Like Warhol’s Campbell’s Soup prints, Moshiri's pots question basic consumerism and the meaning placed on objects. But don’t call him the Iranian Andy Warhol.

“It’s very reductionist and meaningless,” said Balaghi.

Still, both artists used a variety of mediums, appropriated images and examine the power of symbols. While this museum is all about Warhol’s life and legacy, according to its chief curator Jose Diaz, it’s also important to look at the next generation of artists, including those outside the U.S.

“You’re seeing a lot of artists from the Middle East becoming a part of museum permanent collections that are not limited to being in the African collection or the Islamic collection,” said Diaz. “They’re artists who are truly contemporary.”

This exhibition has been in the works for more than a year and a half, and Diaz said the political climate has changed in that time. That’s why he knew programming to supplement this art would be important. He said it’s about creating a global dialogue.

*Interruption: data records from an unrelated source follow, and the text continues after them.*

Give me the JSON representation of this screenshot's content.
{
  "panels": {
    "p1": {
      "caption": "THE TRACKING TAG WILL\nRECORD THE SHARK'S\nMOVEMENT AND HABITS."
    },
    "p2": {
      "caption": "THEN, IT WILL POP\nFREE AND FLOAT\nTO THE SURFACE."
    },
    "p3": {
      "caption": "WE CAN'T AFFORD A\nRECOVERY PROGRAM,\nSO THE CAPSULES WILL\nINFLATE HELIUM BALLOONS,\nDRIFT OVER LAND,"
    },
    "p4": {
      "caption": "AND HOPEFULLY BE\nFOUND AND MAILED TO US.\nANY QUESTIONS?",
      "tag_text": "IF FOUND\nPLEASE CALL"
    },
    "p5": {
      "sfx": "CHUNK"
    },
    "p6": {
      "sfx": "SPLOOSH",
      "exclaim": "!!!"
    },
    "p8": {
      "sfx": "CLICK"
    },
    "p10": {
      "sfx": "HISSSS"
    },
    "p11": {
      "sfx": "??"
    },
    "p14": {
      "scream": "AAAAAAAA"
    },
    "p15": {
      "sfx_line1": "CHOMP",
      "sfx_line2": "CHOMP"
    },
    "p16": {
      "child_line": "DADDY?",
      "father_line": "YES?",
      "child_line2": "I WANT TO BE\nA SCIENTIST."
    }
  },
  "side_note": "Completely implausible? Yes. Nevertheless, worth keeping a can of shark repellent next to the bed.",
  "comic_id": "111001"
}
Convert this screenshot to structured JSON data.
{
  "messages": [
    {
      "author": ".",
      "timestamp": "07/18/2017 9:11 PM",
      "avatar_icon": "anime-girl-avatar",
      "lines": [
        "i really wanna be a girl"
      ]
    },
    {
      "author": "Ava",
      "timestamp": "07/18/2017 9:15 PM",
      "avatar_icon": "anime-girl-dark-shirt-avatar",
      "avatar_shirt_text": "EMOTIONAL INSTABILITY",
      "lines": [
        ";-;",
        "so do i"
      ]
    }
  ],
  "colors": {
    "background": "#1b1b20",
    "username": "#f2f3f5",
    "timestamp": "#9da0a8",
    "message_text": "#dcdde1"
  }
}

“Farhad Moshiri is an artist who is well known and collected in Europe and Middle East, but for us it can bring up provocative issues,” he said.  “It opens up race, issues of preconceived notions; it’s a great way for this art to introduce more sensitive topics.”

It’s about more than complimentary aesthetics, Balaghi said. The exhibit breaks down barriers and transports visitors back to their childhoods into the world of Iran they may be more familiar with than they thought.